E.H.: Ortaçağcılık çalışmalarının başlığı altında bulunan araştırma disiplini “Bizantinizm” nedir? Özellikle İstanbulumuz için neden önemlidir? Biraz anlatmak ister misiniz?

Bizantinizm çalışmaları, genelde Bizans diye tanımlanan, 330’dan 1453’e kadar var olan, Konstantinopolis’ten yönetilen siyasi yapıya dair her ögenin Bizans sonrası sanatı, siyaseti, kültürü gibi alanlarda karşımıza çıkma biçimlerini konu alır. Örneğin, bir resim, bir bina, siyasi bir söylem bu disiplinin konusu olabilir. Ortaçağcılık çalışmalarının alt dalı demek her zaman doğru olmayabilir, ancak daha erken bir dönemde ortaya çıkmış ortaçağcılık çalışmalarından yöntem olarak etkilenir. Bizantinizmin —yani sergi bağlamında Bizans’la ilişkilenen popüler üretimlerin— uluslararası boyutu, İstanbul’un kültürel mirasının dünyanın pek çok yerinde çeşitli üretimlere ilham ve kaynak olduğunu gösteriyor.
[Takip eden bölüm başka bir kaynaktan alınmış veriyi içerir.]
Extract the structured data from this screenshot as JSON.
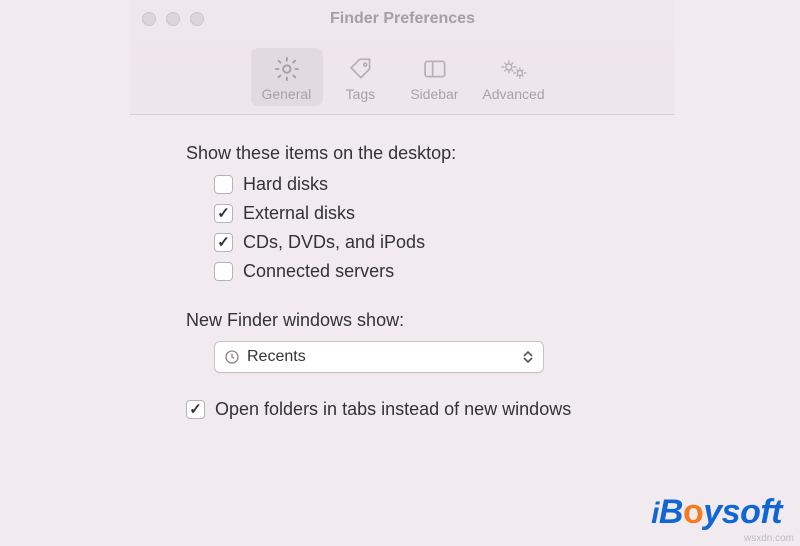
{
  "window": {
    "title": "Finder Preferences"
  },
  "tabs": {
    "general": "General",
    "tags": "Tags",
    "sidebar": "Sidebar",
    "advanced": "Advanced",
    "active": "general"
  },
  "desktopSection": {
    "label": "Show these items on the desktop:",
    "items": [
      {
        "label": "Hard disks",
        "checked": false
      },
      {
        "label": "External disks",
        "checked": true
      },
      {
        "label": "CDs, DVDs, and iPods",
        "checked": true
      },
      {
        "label": "Connected servers",
        "checked": false
      }
    ]
  },
  "newWindowSection": {
    "label": "New Finder windows show:",
    "selected": "Recents"
  },
  "tabsOption": {
    "label": "Open folders in tabs instead of new windows",
    "checked": true
  },
  "watermark": {
    "text": "iBoysoft",
    "srcurl": "wsxdn.com"
  }
}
Bu ürünleri incelemek bazen şehrin tarihsel katmanlılığı ve karmaşıklığını anlamak, bazen de buranın tarihinin yarattığı çeşitli travma ve düşmanlıkların yeniden üretilme biçimlerini, bu yeniden üretimlerin hangi kriz anlarından beslendiğini anlamak açısından faydalı.

Max Bedulenko
Streets of Constantinople, 2020
Dijital illüstrasyon

E.H.: Sergide Kartal Tibet’in “Bizans Çöküyor” (1973) film afişinden, Murat Sertoğlu’nun “büyük tarihî romanı” Bizansın Aşk İlahesi Teodora’nın (1948) kapağına, moda tasarımcısı Özgür Masur’un Byzantium’20 koleksiyonuna kadar farklı parçalar yer alıyor. Tematik sergide 50’yi aşkın yazarın, müzisyenin, sinemacının, pek çok sanatçının işlerine yer veriliyor. Bu sergide yer alacak eserleri neye göre belirlediniz? Küratöryel süreçte neler yaşadınız, özellikle içinden geçtiğimiz zorlu pandemi dönemi sizi nasıl etkiledi?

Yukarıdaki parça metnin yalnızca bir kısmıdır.